At the same time, costs were rising, not least as the regulatory authorities introduced more and more measures to address issues relating both to the crisis as well as a number of consumer related aspects of the banking industry's historic treatment of customers. The increasing volume and complexity of these regulatory measures necessitated the engagement of external specialists at high cost. The other costs of simply doing business remained considerable including the costs associated with the Bank's customers’ usage of other banks ATMs to withdraw cash.

As with any business, and while the Bank had never been known for being profligate spenders, steps were taken to cut costs where possible. There was scope for some increase in revenue from customer lending activities but this would prove to be limited given economic conditions and the need to avoid the considerable risks associated with lending purely to enhance short term revenues without taking account of the potential for bad debts and increasing capital requirements. At the same time, changes in the banking marketplace, including not least the rapid digitalisation of banking services and the widespread closure of branches by all the major banks would in time demand high levels of spending on IT infrastructure and services to keep pace with evolving customer requirements.

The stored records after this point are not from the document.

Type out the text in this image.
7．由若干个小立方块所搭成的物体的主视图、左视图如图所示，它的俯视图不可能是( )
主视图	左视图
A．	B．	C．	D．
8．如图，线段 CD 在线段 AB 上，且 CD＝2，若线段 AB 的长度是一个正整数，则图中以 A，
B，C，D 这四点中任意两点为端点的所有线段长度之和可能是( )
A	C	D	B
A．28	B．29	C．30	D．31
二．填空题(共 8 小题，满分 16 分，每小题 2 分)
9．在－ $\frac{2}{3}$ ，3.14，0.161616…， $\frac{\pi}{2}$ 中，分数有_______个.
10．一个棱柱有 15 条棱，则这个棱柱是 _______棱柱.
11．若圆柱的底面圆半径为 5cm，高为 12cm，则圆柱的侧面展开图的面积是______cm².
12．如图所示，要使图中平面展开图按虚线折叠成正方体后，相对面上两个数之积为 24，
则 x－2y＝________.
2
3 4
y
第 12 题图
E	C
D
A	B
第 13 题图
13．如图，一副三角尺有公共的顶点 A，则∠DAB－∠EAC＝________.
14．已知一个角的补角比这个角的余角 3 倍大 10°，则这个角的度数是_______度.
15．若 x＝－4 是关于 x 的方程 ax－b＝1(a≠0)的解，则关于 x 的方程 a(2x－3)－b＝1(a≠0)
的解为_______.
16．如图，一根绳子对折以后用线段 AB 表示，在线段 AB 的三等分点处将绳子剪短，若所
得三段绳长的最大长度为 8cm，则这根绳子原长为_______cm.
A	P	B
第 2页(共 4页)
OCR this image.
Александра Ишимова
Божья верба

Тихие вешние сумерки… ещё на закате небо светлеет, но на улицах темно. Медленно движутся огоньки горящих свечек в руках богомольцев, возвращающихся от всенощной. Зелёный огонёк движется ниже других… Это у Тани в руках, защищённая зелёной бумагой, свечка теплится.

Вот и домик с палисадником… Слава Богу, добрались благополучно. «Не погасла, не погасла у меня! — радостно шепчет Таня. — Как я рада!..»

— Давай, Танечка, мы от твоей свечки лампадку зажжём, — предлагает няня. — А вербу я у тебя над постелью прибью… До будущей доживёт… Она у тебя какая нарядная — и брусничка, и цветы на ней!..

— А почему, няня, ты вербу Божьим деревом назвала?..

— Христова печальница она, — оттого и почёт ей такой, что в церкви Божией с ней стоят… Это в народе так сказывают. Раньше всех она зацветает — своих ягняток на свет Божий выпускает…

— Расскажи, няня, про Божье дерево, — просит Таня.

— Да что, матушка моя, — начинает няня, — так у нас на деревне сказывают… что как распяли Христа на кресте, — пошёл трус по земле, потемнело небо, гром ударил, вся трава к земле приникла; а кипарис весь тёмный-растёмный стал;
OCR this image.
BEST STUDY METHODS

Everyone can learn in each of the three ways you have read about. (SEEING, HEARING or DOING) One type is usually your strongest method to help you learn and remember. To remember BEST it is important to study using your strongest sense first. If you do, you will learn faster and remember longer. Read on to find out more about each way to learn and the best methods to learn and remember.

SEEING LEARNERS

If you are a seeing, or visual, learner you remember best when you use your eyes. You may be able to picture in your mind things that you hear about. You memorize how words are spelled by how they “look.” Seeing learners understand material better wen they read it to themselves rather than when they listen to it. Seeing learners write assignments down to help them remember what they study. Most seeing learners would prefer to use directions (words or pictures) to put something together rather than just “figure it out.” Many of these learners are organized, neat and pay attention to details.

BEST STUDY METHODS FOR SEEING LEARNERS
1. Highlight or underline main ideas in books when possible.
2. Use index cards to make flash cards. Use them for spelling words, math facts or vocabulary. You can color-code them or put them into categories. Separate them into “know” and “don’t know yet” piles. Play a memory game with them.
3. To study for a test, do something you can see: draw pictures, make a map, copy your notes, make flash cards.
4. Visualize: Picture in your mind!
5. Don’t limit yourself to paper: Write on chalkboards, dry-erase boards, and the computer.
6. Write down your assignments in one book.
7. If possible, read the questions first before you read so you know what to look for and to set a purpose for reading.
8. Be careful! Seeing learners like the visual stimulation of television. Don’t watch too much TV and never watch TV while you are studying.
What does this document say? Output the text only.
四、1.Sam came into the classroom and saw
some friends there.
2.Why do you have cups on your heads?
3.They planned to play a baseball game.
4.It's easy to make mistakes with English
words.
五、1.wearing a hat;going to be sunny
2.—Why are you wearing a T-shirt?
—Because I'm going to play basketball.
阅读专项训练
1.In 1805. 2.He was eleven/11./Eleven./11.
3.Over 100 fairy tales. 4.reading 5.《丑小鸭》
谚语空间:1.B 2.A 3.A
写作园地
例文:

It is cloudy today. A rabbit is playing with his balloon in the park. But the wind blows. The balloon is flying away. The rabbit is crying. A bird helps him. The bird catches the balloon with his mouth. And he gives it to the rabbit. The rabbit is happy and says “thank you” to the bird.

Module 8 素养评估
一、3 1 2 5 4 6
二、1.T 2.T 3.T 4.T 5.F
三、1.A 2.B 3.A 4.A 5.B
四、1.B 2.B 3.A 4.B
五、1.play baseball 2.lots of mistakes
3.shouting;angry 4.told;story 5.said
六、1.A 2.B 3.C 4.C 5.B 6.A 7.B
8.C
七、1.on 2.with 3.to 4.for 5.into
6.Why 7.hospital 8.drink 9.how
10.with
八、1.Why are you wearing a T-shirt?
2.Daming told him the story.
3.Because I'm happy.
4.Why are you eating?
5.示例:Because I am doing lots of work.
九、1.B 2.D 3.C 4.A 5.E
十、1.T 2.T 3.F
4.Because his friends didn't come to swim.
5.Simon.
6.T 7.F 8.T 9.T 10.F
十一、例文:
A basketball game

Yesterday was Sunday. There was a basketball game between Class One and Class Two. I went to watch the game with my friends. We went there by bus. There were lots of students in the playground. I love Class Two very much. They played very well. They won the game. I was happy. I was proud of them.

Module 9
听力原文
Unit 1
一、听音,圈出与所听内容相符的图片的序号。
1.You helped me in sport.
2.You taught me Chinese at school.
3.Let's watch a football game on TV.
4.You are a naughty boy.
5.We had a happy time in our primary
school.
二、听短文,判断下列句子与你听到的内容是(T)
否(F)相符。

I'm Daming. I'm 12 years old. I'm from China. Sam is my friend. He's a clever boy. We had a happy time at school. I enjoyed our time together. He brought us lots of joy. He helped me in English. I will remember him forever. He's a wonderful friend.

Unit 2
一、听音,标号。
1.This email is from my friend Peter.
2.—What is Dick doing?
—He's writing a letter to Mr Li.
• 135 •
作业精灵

Prior to 2008 the Bank had been contemplating a gentle re-organisation and expansion of its branch network with a view to continuing the progressive and prudent growth of the business. While one branch was closed, plans for any new ones were put on hold when the crisis struck. Eventually one new branch was opened, restoring the complement to 8 branches, and while the new branch proved to be relatively successful in its own right, persistent low interest rate levels demanded caution regarding any further plans. In this, and many other ways, the fact that interest rates have been so low for so long has been a hugely material factor - in short, the Bank has been affected in the same way as any other savers.

Taking all of this together, it is ultimately not so surprising that the Bank has had to come to the decision to close. If there is one positive aspect, it is at least reassuring that this is being undertaken in an orderly and controlled manner which is entirely typical of the way the Bank has been run for 182 years since it was formed in 1835.